Ответ почтальона в точности совпадал с описаниями Антонины, которые дали Лариса Фречинская и Светлана Белоярченко. Так. Значит, эта загадочная женщина не являлась ничьей соучастницей, а действовала самостоятельно. Я сама не заметила, как с облегчением вздохнула. Почему-то для меня было важным, чтобы подозрения, касавшиеся Светланы Белоярченко, не оправдались.

Итак, благодаря телеграмме Антонина разыскала Светлану, и так у нее появился повод, чтобы пообщаться с Ковриным и вручить ему бутылку, сдобренную щедрой порцией яда. Вино стало доказательством того, что Антонина действительно была посланницей жены Коврина. И получилось, что тот самый фужер, который Леонид, ничего не подозревая, выпил за здоровье своей дочери, был одновременно выпит им и за упокой собственной души.

Выйдя из задумчивости, я задала парнишке-почтальону последний вопрос:

– Во сколько это было?

– Что-то около четырех. Может быть, объясните, почему вы все это спрашиваете?

– К сожалению, данная информация находится под грифом «Совершенно секретно». И спасибо за помощь.

Прояснив часть истории, связанную с телеграммой, я занялась другим «темным» моментом. И мне удалось выяснить, что номер телефона, по которому звонила в Тарасов Белоярченко, действительно принадлежал Коврину, но буквально за неделю до того, как Светлана начала названивать своему мужу, номер сменили. Как объяснили мне в абонентском бюро, связано это было со сменой оборудования на станции. Именно по этой причине она и не смогла дозвониться.

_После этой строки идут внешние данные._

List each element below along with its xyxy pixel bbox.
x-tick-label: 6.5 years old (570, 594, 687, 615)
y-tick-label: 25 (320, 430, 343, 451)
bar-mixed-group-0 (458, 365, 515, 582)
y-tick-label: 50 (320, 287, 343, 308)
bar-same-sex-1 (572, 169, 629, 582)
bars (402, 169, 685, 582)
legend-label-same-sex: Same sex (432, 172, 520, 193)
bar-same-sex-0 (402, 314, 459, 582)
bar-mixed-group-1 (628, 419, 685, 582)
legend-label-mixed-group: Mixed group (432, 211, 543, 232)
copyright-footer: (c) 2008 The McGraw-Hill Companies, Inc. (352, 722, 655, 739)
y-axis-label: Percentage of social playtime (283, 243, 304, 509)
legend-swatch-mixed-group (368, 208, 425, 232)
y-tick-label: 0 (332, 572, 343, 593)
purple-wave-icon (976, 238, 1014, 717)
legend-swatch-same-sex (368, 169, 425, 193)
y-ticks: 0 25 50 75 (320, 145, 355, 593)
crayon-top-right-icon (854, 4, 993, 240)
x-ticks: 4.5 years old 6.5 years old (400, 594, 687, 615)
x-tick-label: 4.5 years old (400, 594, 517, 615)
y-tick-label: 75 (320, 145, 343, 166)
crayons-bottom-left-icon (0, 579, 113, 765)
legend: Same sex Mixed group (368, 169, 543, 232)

Теперь передо мной вставал большой вопрос: где искать загадочную пожилую женщину по имени Антонина? С какого конца начать и за что зацепиться? Как ни крути, но на данный момент у меня была всего одна зацепка, и нужно ее срочно использовать.

* * *

Позвякивая связкой квартирных ключей, я вошла в свой подъезд. Мне навстречу, небрежно перебирая лапами, трусил… бульдог. Глянув на него, я поняла, что могло напугать юношу-почтальона. Вид пса был крайне недоброжелательный. Впрочем, экстерьер его хозяина выглядел ничуть не лучше: заплывшая дряблая физиономия, по максимуму заросшая щетиной, в сочетании с невообразимо большой «трудовой мозолью» ниже уровня груди. Все это создавало весьма отталкивающее впечатление. Пес вдруг «окрысился» на меня, продемонстрировав весь комплект устрашающих зубов. Хозяин животины не счел нужным одернуть своего питомца, и тот щелкнул челюстями буквально в сантиметре от моей ноги. Подавив желание осадить агрессию пулей в квадратный лоб псины, я, бросив беглый взгляд на свой почтовый ящик, обнаружила там нечто. К рекламе это не имело никакого отношения, так как соседние ящики демонстрировали сквозь дырочки пустоту. Давно мне не приходило никакой корреспонденции, тем более писем, которые скоро станут вообще анахронизмом в нашей жизни.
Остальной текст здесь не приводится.